OVERLAND PARK, Kan. -- Helen Jordan wants to make sure no one ever falls the scam that cost her nearly $300,000.
"We saved all our lives, my husband and I didn't take vacations we just put money away," the 90-year-old said.
She was living alone at her Overland Park home after her husband's death when she got a phone a call from an alleged gaming commissioner who said she'd won $500,000. There was just one catch: She'd have to pay the taxes on her winnings first.
"I was so taken up with that that I didn't even question. I didn't even know about scam," Jordan said.
Jordan was told the payments were to be made in what turned out to be a series of wire transfers.
"It was kind of weird, but it still didn't dawn on me it had to go to the Philippines," she said.
"She knew when she called me that it had gone wrong," her grandson Kevin Zeller said.
Not only did the scammer liquidate her retirement account.
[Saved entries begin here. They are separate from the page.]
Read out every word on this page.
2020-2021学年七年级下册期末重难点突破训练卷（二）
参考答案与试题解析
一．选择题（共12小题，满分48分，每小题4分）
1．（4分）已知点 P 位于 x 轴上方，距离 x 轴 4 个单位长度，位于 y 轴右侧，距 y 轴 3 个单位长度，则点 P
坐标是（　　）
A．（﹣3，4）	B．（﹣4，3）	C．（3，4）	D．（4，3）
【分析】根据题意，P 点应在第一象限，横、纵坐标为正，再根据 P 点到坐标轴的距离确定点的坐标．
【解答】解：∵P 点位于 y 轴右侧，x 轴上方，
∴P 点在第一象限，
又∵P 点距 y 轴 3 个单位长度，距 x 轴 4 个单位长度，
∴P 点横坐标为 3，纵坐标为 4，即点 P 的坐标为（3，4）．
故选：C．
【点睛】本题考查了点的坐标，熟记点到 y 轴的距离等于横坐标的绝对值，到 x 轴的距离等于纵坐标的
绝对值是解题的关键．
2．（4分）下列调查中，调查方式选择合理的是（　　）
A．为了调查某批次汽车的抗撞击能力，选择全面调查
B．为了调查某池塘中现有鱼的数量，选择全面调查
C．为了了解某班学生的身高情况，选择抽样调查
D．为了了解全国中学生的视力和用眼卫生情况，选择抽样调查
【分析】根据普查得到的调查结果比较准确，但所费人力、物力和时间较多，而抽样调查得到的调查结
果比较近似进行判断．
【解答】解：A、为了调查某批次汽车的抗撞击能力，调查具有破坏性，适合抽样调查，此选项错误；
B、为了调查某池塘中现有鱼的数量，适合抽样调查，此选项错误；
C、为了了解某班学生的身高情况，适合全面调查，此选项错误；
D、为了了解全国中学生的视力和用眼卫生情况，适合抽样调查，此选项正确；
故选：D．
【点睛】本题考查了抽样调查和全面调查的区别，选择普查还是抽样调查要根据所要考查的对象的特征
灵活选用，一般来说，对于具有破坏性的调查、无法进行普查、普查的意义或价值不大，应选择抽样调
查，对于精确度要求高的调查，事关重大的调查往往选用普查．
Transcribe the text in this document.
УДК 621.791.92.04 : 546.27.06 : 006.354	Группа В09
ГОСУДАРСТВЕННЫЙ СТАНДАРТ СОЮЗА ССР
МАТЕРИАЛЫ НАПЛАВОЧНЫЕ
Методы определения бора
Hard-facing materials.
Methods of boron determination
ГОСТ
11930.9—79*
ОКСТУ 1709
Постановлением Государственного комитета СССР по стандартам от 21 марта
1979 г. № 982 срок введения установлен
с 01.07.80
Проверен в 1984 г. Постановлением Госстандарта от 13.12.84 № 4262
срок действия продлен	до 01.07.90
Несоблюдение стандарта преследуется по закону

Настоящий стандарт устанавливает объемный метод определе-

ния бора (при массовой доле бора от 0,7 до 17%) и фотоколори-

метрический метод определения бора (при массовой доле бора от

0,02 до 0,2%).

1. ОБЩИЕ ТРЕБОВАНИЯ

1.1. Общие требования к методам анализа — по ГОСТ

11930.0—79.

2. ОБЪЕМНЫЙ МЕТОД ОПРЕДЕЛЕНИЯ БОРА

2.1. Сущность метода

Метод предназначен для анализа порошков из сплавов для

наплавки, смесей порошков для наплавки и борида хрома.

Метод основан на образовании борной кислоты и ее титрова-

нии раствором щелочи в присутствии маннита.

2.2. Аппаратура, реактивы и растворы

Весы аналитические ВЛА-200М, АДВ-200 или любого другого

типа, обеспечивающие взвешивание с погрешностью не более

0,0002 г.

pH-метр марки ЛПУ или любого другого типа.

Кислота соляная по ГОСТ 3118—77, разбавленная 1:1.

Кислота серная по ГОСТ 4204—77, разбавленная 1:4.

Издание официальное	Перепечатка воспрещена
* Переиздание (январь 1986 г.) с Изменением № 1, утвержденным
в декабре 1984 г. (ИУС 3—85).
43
He also got her to take out a home equity loan on her house that was paid off.
"I'm upset with myself because I wasn't picking up on anything," Jordan said. "I know I'm old, but I should have known better."
Connie Haworth, executive director of Senior Star at Villa Venture where Jordan lives now, said her staff are trained on common scams and what to listen for among residents.
"It's hard for them to come forward, so they just continue with it, hoping that it's the real thing," Haworth said.
Kansas Attorney General Derek Schmidt testified 1 in 10 seniors will be victims of scams of abuse.
Jordan's grandson wishes the family would have discussed finances earlier.
"Our regret was not being more forward knowing the environment and the amount of scams that are out there and people praying on elderly. We didn't talk about it," Zeller said.
Businesses can also play a role in thwarting scams. In Jordan's case, she wishes her financial adviser or the company she used to withdraw the funds would have asked her more questions about her intentions for the money.